Similarly, cassava (also known as tapioca, manioc, and yucca), the third-largest plant-based source of calories for people (after rice and wheat), is consumed mostly in Africa, South America, and Asia. It developed a new mutation in East Africa in 2005, and since then, according to Claude Fauquet, who is the director of cassava research at the Donald Danforth Plant Science Center in St. Louis, “There has been explosive, pandemic-style spread.…
The speed is just unprecedented, and the farmers are really desperate.” Some experts have compared this outbreak to the potato blight in Ireland in the 1840s, which was linked
in part to
Ireland’s heavy reliance on a monocultured potato strain from the Andes.

Sixty percent of the U.S. corn crop was
destroyed in 1970 by a new variety of Southern corn leaf blight, demonstrating clearly, in the words of the Union of Concerned Scientists, “that a genetically uniform crop base is a disaster waiting to happen.” The UCS notes that “U.S. agriculture rests on a narrow genetic base.

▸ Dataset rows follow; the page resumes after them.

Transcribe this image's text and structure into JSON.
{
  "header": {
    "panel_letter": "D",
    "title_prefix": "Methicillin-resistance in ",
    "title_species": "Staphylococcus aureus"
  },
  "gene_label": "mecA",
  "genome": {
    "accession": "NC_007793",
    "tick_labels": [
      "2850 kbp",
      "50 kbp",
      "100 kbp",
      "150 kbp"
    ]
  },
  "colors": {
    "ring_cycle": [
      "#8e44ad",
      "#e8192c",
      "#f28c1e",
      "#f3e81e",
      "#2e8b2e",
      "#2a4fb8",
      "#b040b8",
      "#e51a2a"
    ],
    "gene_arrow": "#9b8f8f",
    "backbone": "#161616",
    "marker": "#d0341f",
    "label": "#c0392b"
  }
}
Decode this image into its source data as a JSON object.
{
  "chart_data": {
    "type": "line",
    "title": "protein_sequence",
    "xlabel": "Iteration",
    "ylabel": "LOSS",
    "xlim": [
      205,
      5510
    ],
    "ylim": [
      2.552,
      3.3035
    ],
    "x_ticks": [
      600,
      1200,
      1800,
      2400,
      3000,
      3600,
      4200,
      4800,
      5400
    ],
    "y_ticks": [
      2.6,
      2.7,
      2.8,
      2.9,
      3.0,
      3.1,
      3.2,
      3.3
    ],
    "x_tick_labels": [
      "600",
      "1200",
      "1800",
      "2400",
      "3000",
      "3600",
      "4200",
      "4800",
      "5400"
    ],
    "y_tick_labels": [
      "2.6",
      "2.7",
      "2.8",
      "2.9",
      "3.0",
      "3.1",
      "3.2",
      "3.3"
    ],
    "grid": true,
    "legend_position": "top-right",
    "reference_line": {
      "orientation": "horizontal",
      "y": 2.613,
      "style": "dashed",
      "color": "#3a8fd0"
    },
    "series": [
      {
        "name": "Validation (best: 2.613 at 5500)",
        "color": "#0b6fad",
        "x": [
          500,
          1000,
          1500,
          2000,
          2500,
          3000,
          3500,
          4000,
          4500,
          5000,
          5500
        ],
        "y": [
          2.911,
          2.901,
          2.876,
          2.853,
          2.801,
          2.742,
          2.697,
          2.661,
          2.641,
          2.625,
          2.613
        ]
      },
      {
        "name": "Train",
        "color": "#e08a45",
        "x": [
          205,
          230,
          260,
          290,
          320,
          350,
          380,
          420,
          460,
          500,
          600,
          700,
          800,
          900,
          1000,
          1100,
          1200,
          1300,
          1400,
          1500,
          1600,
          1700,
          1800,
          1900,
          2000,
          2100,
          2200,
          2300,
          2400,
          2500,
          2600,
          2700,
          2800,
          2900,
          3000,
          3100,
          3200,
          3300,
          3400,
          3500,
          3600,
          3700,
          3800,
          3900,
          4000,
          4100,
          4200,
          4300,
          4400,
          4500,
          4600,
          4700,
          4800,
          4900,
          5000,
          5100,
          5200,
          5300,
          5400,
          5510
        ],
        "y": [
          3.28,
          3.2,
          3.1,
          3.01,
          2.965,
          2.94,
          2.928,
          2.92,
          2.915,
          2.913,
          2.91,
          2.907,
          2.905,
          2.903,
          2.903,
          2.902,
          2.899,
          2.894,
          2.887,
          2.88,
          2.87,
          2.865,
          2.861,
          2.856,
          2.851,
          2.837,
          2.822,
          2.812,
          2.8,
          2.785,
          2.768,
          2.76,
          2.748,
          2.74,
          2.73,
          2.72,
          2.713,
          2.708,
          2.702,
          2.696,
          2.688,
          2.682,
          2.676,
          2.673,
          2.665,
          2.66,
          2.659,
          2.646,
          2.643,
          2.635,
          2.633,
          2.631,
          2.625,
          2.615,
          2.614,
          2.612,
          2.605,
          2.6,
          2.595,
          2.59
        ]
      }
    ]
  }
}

At the beginning of the 1990s, only six varieties of corn accounted for 46 percent of the crop, nine varieties of wheat made up half of the wheat crop, and two types of peas made up 96 percent of the pea crop. Reflecting the global success of fast food in the age of Earth Inc., more than half the world’s potato acreage is now planted with one variety of potato: the Russet Burbank favored by McDonald’s.”

Although most of the debate over genetically modified plants has focused on crops for food and animal feed, there has been surprisingly little discussion about the
robust global work under way to genetically modify trees, including poplar and eucalyptus. Some scientists have expressed concern that the greater height of trees means that the genetically modified varieties will send their pollen into a much wider surrounding area than plants like soybeans, corn, and cotton.